Van Williams, 82, who played crime fighters on TV during the 1960s, most notably the Green Hornet on a short-lived ABC show that later attained a cult following and that introduced American audiences to the martial arts master Bruce Lee, died Nov. 29 in a care facility near his home in Scottsdale, Ariz.
The cause was renal failure.
A tall, athletic Texan, Williams looked the part of a superhero. He played the same character, a detective named Kenny Madison, on two ABC series: "Bourbon Street Beat," with Richard Long and Andrew Duggan, in the 1959-60 season, and then "Surfside 6," with Lee Patterson and Troy Donahue, until 1962.

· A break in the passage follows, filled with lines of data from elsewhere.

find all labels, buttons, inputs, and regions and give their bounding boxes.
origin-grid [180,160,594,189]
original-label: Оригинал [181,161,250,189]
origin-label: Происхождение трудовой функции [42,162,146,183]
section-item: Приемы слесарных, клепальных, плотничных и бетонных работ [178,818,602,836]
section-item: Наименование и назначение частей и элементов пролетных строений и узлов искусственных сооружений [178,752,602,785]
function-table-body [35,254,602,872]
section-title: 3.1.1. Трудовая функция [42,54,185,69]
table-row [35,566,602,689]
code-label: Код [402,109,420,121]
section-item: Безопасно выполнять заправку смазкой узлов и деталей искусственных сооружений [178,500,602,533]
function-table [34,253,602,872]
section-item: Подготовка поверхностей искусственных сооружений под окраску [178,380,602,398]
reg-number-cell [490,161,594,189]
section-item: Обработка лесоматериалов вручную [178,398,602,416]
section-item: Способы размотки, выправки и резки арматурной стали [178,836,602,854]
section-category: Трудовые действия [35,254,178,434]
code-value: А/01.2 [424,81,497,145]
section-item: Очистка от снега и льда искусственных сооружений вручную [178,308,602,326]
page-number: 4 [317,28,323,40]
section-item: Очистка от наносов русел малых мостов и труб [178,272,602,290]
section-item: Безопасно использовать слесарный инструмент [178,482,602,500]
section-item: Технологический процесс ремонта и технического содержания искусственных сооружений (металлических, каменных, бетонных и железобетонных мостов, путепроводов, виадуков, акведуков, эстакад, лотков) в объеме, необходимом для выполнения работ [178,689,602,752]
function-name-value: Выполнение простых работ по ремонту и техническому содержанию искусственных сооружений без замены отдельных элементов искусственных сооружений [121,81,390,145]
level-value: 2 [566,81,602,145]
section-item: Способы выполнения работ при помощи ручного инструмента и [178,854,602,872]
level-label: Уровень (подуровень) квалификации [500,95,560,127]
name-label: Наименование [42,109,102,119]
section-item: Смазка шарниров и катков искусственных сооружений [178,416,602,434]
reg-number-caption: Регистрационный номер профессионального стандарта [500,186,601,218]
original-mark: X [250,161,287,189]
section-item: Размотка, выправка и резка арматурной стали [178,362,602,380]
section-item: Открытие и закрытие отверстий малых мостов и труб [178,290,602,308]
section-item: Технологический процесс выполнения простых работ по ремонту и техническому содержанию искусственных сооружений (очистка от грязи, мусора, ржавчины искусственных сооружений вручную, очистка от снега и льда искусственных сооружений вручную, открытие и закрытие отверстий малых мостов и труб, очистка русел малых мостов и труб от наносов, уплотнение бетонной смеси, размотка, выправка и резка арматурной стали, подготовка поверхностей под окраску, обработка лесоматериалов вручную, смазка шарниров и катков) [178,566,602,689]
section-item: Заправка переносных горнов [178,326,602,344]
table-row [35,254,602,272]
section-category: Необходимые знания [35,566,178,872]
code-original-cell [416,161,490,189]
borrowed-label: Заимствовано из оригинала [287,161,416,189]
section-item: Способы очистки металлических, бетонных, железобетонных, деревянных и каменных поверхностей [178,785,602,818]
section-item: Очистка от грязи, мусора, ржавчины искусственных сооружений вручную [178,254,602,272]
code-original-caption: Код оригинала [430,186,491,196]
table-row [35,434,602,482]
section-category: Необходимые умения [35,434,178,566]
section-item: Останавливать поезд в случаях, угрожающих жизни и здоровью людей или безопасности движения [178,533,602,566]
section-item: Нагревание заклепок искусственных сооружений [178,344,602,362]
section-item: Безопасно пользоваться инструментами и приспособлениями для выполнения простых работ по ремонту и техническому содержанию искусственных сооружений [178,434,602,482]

He also played a young executive alongside Walter Brennan on another ABC series, "The Tycoon," in 1964 and 1965.
None of those parts was as memorable as his starring role in "The Green Hornet," based on a character who originated in a radio series from the 1930s. The show followed the adventures of Britt Reid, a rich newspaper publisher who fights crime as a masked vigilante with the help of Kato, his valet and an expert martial artist.
ABC hoped it would match the success of another show featuring a masked crime fighter and his sidekick: "Batman," which starred Adam West in the title role and Burt Ward as Robin.
Williams told the Toronto Star in 1997 that he had been reluctant to take the part because he worried that the series would be silly.
"One of the things I absolutely insisted upon was that I was going to play it straight," he said. "None of this 'wham, bam, thank you ma'am' stuff that was going on with Batman."